Zu den Zeiten, als die Bauern der Eifel noch nicht Mitglieder einer Krankenkasse waren, durften die Menschen zu Hause sterben, im Kreis derer, mit denen sie ihr Leben mit all seinen kleinen Freuden und großen Beschwernissen verbracht und oft durchlitten hatten. Sie waren noch im Tode eingebettet in den Schoß der Familie, der Nachbarschaft und der Dorfgemeinschaft. Stand das Sterben an und war der Pastor gerufen zur "Letzten Ölung", wurden die Kinder des Dorfes geschickt, die "Sieben Kreuze" zu beten. So wußte jeder im Ort, daß einer von ihnen sich anschickte, sein Dorf und die Menschen darin zu verlassen und Aufnahme zu finden in der Schar derer, die vor ihm diesen Weg gegangen waren. War nun der Leichnam auf seinem Sterbebett aufgebahrt, fand des Abends die Totenwache (Duudewoacht) im Sterbehause statt. Es war eine Selbstverständlichkeit, daß jeder aus jedem Hause des Dorfes, der gehen konnte, an dieser Totenwache teilnahm. In den Dörfern, in denen eine Kapelle stand, fand die Totenwache meist darin statt. In meinem Geburtsort Beinhausen gab es keine Kapelle, keinen Bürgersaal oder dergleichen. Hier fand die Totenwache in dem Hause statt, in dem der Verstorbene auf seine Einsargung wartete.

Heute hat das Beerdigungsinstitut Särge jeder Art und für jeden Preis auf Lager. Das war damals nicht so. Hier wurde bei Bedarf der Sarg von Schreinerkolas liebe- und beziehungsvoll gezimmert. Das dauerte zwei bis drei Tage, dann erst verließ der Verstorbene sein Sterbelager und wurde behutsam in sein letztes Bett gebracht. Es war keine Routine, die dem Dahingegangenen die letzte Ruhestätte bereitete. Die Nachbarn hoben in Hilgerath das Grab aus, nicht ein seelenloser Spezialbagger, wie es heute häufig zu beobachten ist. Jede Schaufel voll Erde, die ausgehoben wurde, war begleitet von einem Gedenken an den Menschen, mit dem man zusammengelebt hatte. Die Gedanken glitten über auf eigene Angehörige, die schon hier ruhten oder auch bald auf diesem Friedhof ihre letzte Ruhe finden würden, ja, man selbst würde diesen Weg gehen müssen. Der Tote war noch lange nicht tot!

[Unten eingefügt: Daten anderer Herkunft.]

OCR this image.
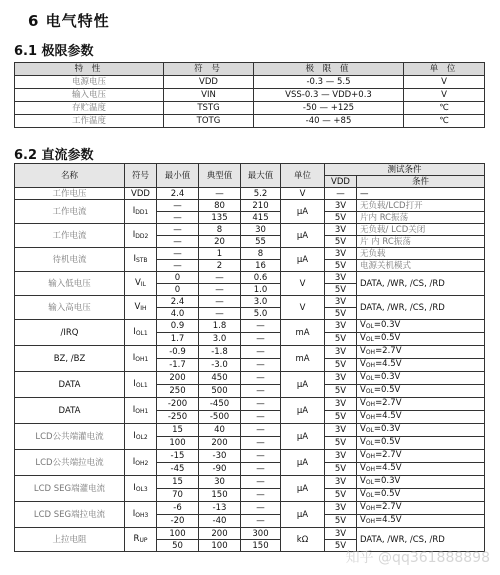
6 电气特性
6.1 极限参数
特 性	符 号	极 限 值	单 位
电源电压	VDD	-0.3 — 5.5	V
输入电压	VIN	VSS-0.3 — VDD+0.3	V
存贮温度	TSTG	-50 — +125	℃
工作温度	TOTG	-40 — +85	℃
6.2 直流参数
名称	符号	最小值	典型值	最大值	单位	测试条件	
						VDD	条件
工作电压	VDD	2.4	—	5.2	V	—	—
工作电流	$I_{DD1}$	—	80	210	μA	3V	无负载/LCD打开
		—	135	415		5V	片内 RC振荡
工作电流	$I_{DD2}$	—	8	30	μA	3V	无负载/ LCD关闭
		—	20	55		5V	片 内 RC振荡
待机电流	$I_{STB}$	—	1	8	μA	3V	无负载
		—	2	16		5V	电源关机模式
输入低电压	$V_{IL}$	0	—	0.6	V	3V	DATA, /WR, /CS, /RD
		0	—	1.0		5V	
输入高电压	$V_{IH}$	2.4	—	3.0	V	3V	DATA, /WR, /CS, /RD
		4.0	—	5.0		5V	
/IRQ	$I_{OL1}$	0.9	1.8	—	mA	3V	$V_{OL}=0.3V$
		1.7	3.0	—		5V	$V_{OL}=0.5V$
BZ, /BZ	$I_{OH1}$	-0.9	-1.8	—	mA	3V	$V_{OH}=2.7V$
		-1.7	-3.0	—		5V	$V_{OH}=4.5V$
DATA	$I_{OL1}$	200	450	—	μA	3V	$V_{OL}=0.3V$
		250	500	—		5V	$V_{OL}=0.5V$
DATA	$I_{OH1}$	-200	-450	—	μA	3V	$V_{OH}=2.7V$
		-250	-500	—		5V	$V_{OH}=4.5V$
LCD公共端灌电流	$I_{OL2}$	15	40	—	μA	3V	$V_{OL}=0.3V$
		100	200	—		5V	$V_{OL}=0.5V$
LCD公共端拉电流	$I_{OH2}$	-15	-30	—	μA	3V	$V_{OH}=2.7V$
		-45	-90	—		5V	$V_{OH}=4.5V$
LCD SEG端灌电流	$I_{OL3}$	15	30	—	μA	3V	$V_{OL}=0.3V$
		70	150	—		5V	$V_{OL}=0.5V$
LCD SEG端拉电流	$I_{OH3}$	-6	-13	—	μA	3V	$V_{OH}=2.7V$
		-20	-40	—		5V	$V_{OH}=4.5V$
上拉电阻	$R_{UP}$	100	200	300	kΩ	3V	DATA, /WR, /CS, /RD
		50	100	150		5V	
知乎 @qq361888898
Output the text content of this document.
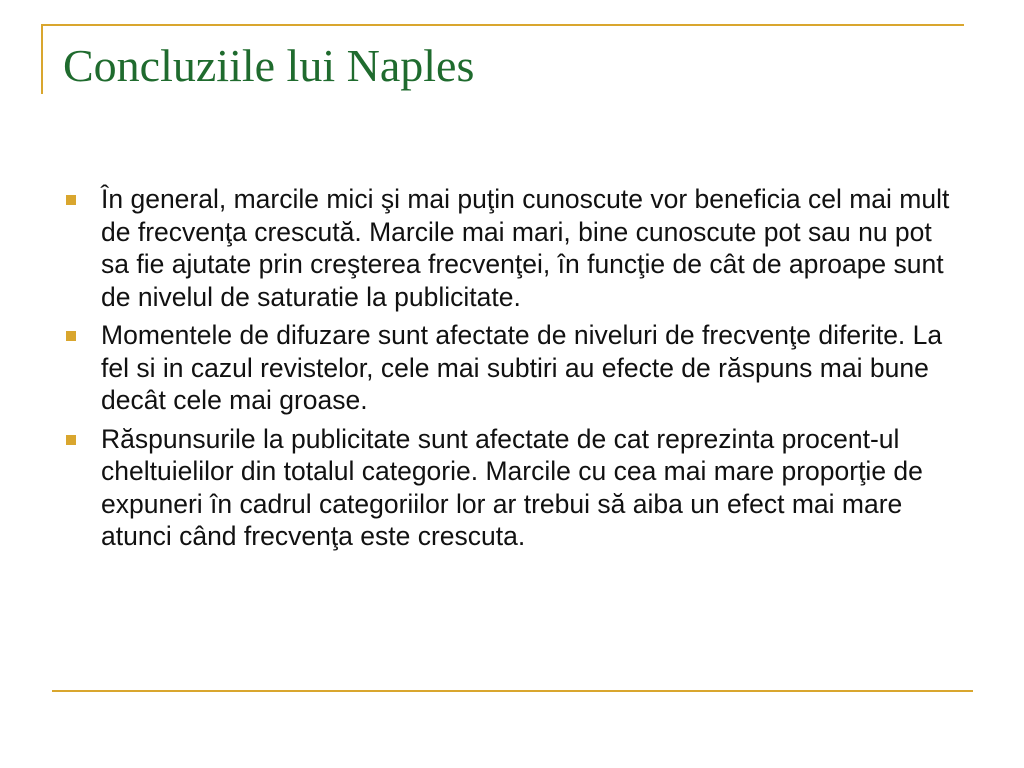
Concluziile lui Naples
În general, marcile mici şi mai puţin cunoscute vor beneficia cel mai mult de frecvenţa crescută. Marcile mai mari, bine cunoscute pot sau nu pot sa fie ajutate prin creşterea frecvenţei, în funcţie de cât de aproape sunt de nivelul de saturatie la publicitate.
Momentele de difuzare sunt afectate de niveluri de frecvenţe diferite. La fel si in cazul revistelor, cele mai subtiri au efecte de răspuns mai bune decât cele mai groase.
Răspunsurile la publicitate sunt afectate de cat reprezinta procent-ul cheltuielilor din totalul categorie. Marcile cu cea mai mare proporţie de expuneri în cadrul categoriilor lor ar trebui să aiba un efect mai mare atunci când frecvenţa este crescuta.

Zur Totenwache fanden sich nicht nur die Leute aus dem Dorf ein, auch Verwandte aus weiter entfernten Orten kamen, und die "Stube", in der die Totenwache abgehalten wurde, war oft fast zu klein. Darum wurden alle Möbel ausgeräumt und Bohlen herbeigeschafft, die, über je zwei Stühle gelegt, Platz für die Totenwächter boten. Dann begann die Totenwache. Meist begann der Älteste, das Glaubensbekenntnis zu beten. Daran schlössen sich die drei Rosenkränze an, der schmerzhafte zuerst, dann der freudenreiche und zuletzt der glorreiche, ein Hinweis auf die Auferstehung. Den Abschluß bildete die Lauretanische Litanei. Am letzten Abend der Totenwache, am Abend vor der Beerdigung des

Toten, wurde ganz zum Schluß noch ein Vater-unser gebetet "für den, der als nächster von uns sterben wird". So war jedem noch einmal ins Bewußtsein gerufen, daß auch er dem Verstorbenen irgendwann folgen muß. In dieser Form wurde auch jedem transparent, daß er den Weg ins Jenseits zwar allein antreten muß, daß ihm aber seine Angehörigen und alle Mitbewohner des Dorfes mit Gebet und Gedenken beistehen. Auch im Tode war der Eitler noch eingebettet in die Gemeinschaft des Dorfes. Und alle, die Totenwache gehalten hatten, waren, wenn irgend möglich, Begleiter des Verstorbenen auf dem Weg zum Kirchhof und erwiesen ihm die letzte Ehre.

So wie das Dorf Anteil genommen hatte bei der Geburt, so nahm es auch Anteil beim Dahinscheiden. Im Dorf in der Hocheifel war niemand allein.